SCHEIDING.
„Wij zitten weer onder de beukenboom en''
Zoo schreef hij. En ik lees .... ik hoor zijn stem. Laat landen strekken en de zeeën stroomen Tusschen zijn landhuis en Jeruzalem.
EEN BRIEF.
Zijn brief: „De boomen rijker dan ik zag,
De peren zijn als een witte boeket.
En de appelen als rozen rood. En rag De bruine beuk tegen de blauwe lucht gezet.”
HOLLAND.
Wat Holland bloeit, lees ik in zijne woorden: „Het is hier heet voor Holland en voor Mei.
De watérbloemen langs de waterboorden.
En elke dag gaat angstig-snel voorbij.”
EEN KIND.
Het verlangen van een Kind gaat niet ver.
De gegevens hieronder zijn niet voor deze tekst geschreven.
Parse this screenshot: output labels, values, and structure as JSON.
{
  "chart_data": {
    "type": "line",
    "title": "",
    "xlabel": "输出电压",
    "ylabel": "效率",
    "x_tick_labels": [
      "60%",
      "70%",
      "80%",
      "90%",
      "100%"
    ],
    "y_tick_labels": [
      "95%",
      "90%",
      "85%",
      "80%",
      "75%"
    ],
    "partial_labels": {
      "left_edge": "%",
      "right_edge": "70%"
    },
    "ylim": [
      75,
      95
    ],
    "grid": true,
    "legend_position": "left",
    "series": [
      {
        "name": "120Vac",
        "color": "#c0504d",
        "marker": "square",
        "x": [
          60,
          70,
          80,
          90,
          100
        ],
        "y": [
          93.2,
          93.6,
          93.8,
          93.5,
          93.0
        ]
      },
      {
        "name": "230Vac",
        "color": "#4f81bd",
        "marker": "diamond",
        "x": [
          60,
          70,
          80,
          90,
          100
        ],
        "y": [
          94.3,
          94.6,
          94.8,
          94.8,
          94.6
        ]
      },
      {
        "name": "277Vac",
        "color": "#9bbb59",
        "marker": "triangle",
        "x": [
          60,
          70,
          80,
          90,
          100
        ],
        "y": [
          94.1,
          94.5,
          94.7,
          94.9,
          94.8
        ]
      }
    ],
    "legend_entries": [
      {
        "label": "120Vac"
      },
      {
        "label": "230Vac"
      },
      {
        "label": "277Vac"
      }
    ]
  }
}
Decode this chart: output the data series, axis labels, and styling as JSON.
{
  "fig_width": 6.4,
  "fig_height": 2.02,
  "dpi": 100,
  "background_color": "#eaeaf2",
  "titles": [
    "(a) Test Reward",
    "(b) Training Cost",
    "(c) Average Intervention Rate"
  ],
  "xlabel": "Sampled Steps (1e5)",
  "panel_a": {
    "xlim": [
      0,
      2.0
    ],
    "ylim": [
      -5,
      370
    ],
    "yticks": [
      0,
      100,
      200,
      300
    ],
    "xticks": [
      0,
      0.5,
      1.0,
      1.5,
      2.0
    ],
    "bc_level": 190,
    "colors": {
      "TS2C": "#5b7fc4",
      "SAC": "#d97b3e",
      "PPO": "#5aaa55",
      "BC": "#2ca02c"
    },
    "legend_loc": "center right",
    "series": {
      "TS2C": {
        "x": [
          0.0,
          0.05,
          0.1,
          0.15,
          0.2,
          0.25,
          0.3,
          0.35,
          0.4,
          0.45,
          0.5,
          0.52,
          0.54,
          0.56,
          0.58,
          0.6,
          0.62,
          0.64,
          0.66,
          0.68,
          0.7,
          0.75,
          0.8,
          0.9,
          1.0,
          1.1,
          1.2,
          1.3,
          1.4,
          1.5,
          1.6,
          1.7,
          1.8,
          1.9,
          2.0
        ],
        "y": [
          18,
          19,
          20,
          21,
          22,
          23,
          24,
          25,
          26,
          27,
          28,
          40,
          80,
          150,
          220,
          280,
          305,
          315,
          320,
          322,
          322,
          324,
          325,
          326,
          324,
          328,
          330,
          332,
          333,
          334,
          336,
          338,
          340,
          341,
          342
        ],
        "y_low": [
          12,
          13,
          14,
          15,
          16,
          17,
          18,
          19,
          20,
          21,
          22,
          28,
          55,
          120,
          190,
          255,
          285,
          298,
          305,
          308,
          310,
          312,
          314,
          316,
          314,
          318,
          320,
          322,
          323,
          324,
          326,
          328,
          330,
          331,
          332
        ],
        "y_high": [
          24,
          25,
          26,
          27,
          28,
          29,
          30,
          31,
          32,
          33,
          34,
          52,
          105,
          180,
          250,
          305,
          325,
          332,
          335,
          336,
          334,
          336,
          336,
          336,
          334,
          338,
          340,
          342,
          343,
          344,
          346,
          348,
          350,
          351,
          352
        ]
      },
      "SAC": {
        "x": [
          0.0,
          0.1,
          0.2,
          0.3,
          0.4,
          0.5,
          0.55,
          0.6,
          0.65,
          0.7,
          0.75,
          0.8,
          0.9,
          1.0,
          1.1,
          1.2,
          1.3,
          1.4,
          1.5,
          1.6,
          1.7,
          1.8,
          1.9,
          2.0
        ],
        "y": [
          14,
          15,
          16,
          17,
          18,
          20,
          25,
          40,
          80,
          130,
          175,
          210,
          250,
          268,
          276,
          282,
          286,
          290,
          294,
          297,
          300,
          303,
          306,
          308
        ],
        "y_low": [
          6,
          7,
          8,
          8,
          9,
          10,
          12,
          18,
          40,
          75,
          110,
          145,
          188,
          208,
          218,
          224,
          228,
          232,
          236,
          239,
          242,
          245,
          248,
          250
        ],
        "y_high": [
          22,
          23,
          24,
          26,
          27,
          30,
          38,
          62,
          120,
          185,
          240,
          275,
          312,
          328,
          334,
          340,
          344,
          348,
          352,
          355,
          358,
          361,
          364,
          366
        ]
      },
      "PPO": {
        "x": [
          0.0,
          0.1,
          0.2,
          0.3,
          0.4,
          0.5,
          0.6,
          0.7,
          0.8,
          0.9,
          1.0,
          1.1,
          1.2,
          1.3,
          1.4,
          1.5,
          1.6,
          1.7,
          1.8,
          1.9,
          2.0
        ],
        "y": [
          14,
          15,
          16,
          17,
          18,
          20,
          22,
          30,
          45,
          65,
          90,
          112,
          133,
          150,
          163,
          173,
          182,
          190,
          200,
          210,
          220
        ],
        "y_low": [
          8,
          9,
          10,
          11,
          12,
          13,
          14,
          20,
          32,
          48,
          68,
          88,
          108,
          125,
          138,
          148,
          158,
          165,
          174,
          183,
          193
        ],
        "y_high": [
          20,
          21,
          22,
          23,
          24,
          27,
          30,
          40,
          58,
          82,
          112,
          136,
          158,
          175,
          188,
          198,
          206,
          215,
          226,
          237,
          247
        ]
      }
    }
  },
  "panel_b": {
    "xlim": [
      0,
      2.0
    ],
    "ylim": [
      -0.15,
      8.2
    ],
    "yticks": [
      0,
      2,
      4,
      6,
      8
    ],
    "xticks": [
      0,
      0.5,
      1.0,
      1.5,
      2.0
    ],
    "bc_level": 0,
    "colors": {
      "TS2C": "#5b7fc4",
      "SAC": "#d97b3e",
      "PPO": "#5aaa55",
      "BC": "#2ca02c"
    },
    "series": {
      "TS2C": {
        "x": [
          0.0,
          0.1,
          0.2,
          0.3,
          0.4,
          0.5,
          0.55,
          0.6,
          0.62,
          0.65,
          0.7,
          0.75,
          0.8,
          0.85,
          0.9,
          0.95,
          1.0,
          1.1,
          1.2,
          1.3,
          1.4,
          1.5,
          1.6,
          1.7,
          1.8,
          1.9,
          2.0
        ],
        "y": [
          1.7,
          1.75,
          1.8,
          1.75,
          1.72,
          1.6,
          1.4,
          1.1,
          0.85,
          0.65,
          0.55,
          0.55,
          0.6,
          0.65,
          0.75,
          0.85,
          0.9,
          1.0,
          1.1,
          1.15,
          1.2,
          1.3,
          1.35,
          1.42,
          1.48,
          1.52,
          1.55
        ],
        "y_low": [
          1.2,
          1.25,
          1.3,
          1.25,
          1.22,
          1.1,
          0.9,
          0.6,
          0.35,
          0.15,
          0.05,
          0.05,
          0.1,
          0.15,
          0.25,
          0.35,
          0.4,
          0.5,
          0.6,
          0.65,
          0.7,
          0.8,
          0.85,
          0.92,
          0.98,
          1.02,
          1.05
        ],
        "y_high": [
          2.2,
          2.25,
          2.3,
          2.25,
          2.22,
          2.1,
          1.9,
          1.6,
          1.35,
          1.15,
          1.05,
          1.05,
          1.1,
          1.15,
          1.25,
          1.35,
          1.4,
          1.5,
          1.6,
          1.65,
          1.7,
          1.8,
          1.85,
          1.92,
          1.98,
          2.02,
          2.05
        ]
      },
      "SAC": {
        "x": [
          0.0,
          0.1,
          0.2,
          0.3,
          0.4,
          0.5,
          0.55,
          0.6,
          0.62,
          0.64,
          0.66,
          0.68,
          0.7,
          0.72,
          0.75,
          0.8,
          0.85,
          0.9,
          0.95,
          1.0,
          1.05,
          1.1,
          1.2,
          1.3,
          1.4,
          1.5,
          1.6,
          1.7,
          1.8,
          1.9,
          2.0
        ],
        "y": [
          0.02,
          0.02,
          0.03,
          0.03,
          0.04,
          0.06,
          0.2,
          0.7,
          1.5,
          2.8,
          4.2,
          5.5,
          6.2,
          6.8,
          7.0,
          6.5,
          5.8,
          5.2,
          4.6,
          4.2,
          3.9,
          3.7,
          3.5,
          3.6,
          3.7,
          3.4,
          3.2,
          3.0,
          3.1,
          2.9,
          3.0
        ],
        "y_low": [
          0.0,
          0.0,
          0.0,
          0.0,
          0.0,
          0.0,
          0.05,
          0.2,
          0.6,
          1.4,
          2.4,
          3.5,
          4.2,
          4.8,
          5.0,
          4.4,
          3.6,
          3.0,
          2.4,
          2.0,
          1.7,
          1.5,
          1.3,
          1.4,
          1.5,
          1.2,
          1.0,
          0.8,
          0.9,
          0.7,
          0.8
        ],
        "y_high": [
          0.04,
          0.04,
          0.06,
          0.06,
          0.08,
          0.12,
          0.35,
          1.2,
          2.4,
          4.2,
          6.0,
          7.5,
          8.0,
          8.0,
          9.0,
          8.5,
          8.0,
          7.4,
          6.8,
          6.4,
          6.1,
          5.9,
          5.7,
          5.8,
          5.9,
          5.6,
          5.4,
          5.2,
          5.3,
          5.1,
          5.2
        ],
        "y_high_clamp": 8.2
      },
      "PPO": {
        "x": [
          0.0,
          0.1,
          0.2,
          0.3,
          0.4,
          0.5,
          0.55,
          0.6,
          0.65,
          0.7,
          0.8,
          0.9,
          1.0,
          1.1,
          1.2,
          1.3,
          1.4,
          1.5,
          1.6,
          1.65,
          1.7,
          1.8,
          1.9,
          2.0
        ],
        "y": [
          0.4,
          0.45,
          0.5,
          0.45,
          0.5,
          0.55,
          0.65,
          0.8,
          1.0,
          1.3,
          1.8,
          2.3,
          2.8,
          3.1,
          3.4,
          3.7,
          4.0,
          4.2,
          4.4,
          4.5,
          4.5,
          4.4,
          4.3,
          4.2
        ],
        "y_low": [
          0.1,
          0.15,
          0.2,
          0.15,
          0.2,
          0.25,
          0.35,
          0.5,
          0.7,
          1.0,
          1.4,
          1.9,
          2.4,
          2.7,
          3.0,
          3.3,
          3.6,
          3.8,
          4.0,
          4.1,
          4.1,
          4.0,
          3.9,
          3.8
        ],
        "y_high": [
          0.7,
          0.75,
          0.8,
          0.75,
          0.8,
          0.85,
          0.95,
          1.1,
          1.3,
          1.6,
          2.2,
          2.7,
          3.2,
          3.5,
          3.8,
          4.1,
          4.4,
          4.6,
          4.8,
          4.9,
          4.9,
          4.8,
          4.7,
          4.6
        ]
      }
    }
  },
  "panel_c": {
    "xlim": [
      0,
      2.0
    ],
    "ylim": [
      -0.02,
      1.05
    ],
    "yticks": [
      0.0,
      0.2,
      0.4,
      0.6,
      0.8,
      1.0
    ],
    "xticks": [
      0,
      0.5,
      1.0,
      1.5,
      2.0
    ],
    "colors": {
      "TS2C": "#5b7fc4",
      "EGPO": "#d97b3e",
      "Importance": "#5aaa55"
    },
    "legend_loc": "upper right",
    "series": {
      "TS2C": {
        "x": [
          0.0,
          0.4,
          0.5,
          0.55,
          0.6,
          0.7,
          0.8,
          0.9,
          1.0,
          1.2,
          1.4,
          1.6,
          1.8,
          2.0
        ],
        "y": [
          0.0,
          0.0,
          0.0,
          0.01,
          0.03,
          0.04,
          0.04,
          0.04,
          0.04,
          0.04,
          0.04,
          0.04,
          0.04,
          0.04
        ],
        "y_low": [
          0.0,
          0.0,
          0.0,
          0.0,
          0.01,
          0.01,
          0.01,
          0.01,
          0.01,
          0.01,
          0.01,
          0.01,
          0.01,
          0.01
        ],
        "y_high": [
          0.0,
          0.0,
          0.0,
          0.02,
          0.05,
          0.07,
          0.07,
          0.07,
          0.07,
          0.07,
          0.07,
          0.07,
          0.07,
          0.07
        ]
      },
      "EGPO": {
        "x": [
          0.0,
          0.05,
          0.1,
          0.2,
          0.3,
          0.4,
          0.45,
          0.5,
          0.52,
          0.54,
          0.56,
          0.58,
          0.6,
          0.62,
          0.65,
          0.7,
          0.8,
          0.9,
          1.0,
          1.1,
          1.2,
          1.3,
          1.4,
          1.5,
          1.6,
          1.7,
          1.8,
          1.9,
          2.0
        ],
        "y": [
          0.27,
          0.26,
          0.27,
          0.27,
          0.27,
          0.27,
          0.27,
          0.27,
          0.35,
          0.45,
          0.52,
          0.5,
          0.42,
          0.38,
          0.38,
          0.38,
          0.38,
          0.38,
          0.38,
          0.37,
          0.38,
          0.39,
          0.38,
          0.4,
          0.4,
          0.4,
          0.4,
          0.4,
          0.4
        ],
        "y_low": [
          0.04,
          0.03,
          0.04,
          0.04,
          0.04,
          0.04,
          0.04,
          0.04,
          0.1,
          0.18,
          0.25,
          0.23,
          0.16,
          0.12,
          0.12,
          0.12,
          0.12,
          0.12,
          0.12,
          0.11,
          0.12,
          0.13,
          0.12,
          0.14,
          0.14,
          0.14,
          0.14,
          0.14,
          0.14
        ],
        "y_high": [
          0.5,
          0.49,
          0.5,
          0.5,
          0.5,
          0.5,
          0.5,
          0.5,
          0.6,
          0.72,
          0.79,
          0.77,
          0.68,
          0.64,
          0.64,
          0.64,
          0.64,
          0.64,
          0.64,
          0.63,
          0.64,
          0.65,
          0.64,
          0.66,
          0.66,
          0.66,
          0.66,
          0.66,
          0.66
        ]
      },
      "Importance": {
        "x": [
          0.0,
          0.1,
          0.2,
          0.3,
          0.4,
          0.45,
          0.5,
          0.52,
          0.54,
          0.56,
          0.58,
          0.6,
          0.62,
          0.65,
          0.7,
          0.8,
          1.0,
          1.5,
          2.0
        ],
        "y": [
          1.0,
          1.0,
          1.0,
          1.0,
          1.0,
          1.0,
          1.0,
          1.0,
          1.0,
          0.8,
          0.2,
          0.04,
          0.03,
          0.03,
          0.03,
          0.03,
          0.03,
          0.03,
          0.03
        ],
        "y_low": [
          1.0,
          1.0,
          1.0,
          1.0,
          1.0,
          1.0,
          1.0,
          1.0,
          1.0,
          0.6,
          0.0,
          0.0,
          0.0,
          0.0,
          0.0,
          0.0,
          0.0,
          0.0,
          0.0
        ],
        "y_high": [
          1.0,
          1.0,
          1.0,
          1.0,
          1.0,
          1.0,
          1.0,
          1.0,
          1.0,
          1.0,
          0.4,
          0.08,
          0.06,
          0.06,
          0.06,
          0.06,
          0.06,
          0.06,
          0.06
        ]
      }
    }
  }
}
En zijn herinneren reikt nog niet wijd.
Ik ben geen kind .... ik verlang her en der, En ik herinner mij verboden heerlijkheid.
DROEFHEID.
Die 's avonds langs den Jaffa-straatweg loopt, Met een anjelier, die naar kaneel geurt,
Die geen verlies telt en geen winst meer hoopt, Hij weent en weet niet, wat met hem gebeurt.